Turcovac gibi tüm test fazlarından geçip etkinliği bilimsel olarak kanıtlanmamış, sonunda kanıtlansa bile yeni virüs varyantlarına uyumlandırılması çok uzun zaman alacak olan bir aşı desteklenirken, Bilkent ve ODTÜ’nün geliştirdiği, gerektiğinde yeni varyantlara hızla uyumlandırılabilecek VLP (Virüs Like Particle= Virüs Benzeri Parçacık) aşısına destek kesildi. Koronadan dolayı gerçekleşen ölümlerin bilinçli olarak düşük gösterilmesi, Atatürk Havalimanı pistlerinin tahribi amacıyla, çalışmayacağı o günden bilinen bir hastanenin kasıtlı olarak pistlerin başına alelacele yapılması, korona salgınında yaşadığımız, skandal düzeyinde diğer olaylar oldu. Biat kültürü ve liyakatsizlik bizlere epey pahalıya mal oldu.
Üçüncü ve en korkunç liyakatsizlik ise, son Kahramanmaraş ikiz depreminde yaşandı. Deprem oluşur oluşmaz harekete geçmesi gereken AFAD’ın başındakilerin, endüstri mühendisliği, yöneylem araştırması veya lojistik konularında uzman olması gerekirken, ağırlıklı olarak ilahiyatçı oldukları anlaşıldı. Bu bölgede eninde sonunda depremin olacağı bilinmesine rağmen, hazırlık yapmamışlardı. Çadır battaniye gibi en kritik malzemeler bile bu bölgede depolanmamıştı. Enkaz kaldırma teçhizatı yoktu.

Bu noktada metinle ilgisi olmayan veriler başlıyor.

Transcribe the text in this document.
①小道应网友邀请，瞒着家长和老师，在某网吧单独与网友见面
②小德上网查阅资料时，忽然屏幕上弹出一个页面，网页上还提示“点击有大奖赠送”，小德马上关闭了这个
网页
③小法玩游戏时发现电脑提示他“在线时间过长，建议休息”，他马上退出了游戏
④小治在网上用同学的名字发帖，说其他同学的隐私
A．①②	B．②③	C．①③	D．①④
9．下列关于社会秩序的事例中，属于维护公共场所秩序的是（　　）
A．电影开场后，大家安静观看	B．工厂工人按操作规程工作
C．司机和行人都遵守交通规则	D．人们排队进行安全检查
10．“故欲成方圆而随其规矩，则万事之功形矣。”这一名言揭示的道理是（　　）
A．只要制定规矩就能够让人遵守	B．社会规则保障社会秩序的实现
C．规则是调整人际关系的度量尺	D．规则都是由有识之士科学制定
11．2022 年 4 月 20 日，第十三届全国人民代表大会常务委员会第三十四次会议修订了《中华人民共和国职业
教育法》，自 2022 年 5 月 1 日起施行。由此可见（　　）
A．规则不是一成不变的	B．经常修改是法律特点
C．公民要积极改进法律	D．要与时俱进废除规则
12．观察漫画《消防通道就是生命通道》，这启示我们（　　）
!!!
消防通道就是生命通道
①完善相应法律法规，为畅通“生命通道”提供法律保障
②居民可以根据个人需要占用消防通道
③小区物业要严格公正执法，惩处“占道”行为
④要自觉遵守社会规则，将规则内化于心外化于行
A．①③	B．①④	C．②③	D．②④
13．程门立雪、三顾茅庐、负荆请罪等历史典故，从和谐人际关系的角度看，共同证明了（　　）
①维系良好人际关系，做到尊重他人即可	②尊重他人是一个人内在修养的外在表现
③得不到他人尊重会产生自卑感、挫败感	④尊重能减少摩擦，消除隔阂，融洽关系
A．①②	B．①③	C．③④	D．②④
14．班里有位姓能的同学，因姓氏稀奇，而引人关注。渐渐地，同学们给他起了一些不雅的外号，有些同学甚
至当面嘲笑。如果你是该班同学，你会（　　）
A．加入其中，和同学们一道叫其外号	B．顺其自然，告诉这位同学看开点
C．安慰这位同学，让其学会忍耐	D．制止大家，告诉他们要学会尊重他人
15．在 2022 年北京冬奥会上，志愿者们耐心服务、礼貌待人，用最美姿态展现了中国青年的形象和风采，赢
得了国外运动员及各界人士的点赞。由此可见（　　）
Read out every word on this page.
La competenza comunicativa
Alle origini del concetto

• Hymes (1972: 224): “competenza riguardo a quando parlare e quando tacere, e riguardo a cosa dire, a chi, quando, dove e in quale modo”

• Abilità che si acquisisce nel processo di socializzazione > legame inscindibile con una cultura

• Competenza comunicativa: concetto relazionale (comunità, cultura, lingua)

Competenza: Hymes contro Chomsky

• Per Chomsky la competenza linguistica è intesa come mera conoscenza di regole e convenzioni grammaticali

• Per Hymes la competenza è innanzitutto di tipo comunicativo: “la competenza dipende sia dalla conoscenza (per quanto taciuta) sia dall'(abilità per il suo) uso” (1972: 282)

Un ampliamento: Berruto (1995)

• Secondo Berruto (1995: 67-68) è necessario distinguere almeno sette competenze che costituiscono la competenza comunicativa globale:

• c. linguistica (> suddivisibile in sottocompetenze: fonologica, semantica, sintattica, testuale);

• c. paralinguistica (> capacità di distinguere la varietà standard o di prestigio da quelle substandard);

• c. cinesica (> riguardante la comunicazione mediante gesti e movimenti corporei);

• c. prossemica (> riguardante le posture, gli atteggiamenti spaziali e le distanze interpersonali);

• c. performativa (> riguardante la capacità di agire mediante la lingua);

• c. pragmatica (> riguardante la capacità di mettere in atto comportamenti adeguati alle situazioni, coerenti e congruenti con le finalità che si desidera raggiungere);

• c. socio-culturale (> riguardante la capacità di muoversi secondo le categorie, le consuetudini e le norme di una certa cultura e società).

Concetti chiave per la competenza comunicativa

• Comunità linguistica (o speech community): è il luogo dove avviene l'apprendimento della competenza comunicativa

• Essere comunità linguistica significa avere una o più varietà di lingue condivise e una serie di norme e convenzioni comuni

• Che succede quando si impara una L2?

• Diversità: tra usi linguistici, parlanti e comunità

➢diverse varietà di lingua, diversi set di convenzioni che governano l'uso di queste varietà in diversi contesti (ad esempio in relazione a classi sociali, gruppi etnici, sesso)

Bir türlü mobilize olamadılar. İlk üç gün, bölge halkı ve AFAD’dan daha hızlı hareket eden sivil toplum örgütleriyle muhalefet partilerine bağlı belediyeler dışında sahada kimse yoktu. Kızılay ise geçmişinin gölgesi gibiydi. Aynı orman yangınlarında söz konusu olduğu gibi TSK göreve bir türlü çağırılamadı. Hükümetin ise, iş yapmaktan çok iş yapanları engellemeye çalıştığı ve “asrın felaketi” sloganıyla kendini temize çıkarmaya çalıştığı görüldü. Bir de aklımızda üniversitelerin kapatılması kaldı.
Toplumun ekonomik krizin ortasında büyük bir özveriyle bir araya getirdiği yardımlar, AFAD’ın yetersizliği nedeniyle, bir eşgüdüm içerisinde doğru yerlere zamanında yollanamadı. Bir bölümü heba oldu, bir kısmı ise yağmalandı. Yabancı arama kurtarma timleri saatlerce havalimanlarında yönlendirilmeyi beklediler. Kıymetli saatler boşa harcandı. Devlet bölgede talana bile engel olamadı. En sağlam binalar olması gereken hastaneler yıkıldı.
Uzmanların altı haneli olduğunu ısrarla vurguladığı insan kaybına rağmen, yönetimin en tepesindeki kişiden bürokrasinin en alt kademesine kadar bir tek istifa eden olmadı. Onlar felaketi örtbas etmek için internette bant daraltması yapmak, muhalefet belediyelerinin faaliyetlerini önemsizleştirmek, başarılı sivil toplum örgütlerine çamur atmak, topladıkları yardım paralarına göz koymakla ve herkese hakaret etmekle uğraştılar.
Bir şey daha yaptıklarını söylediler: Defter tutuyorlarmış, günü gelince açacaklarmış. Ancak toplumdan edinilen izlenim, bu kez halkın da defter tuttuğu ve ilk seçimde açacağı yönünde.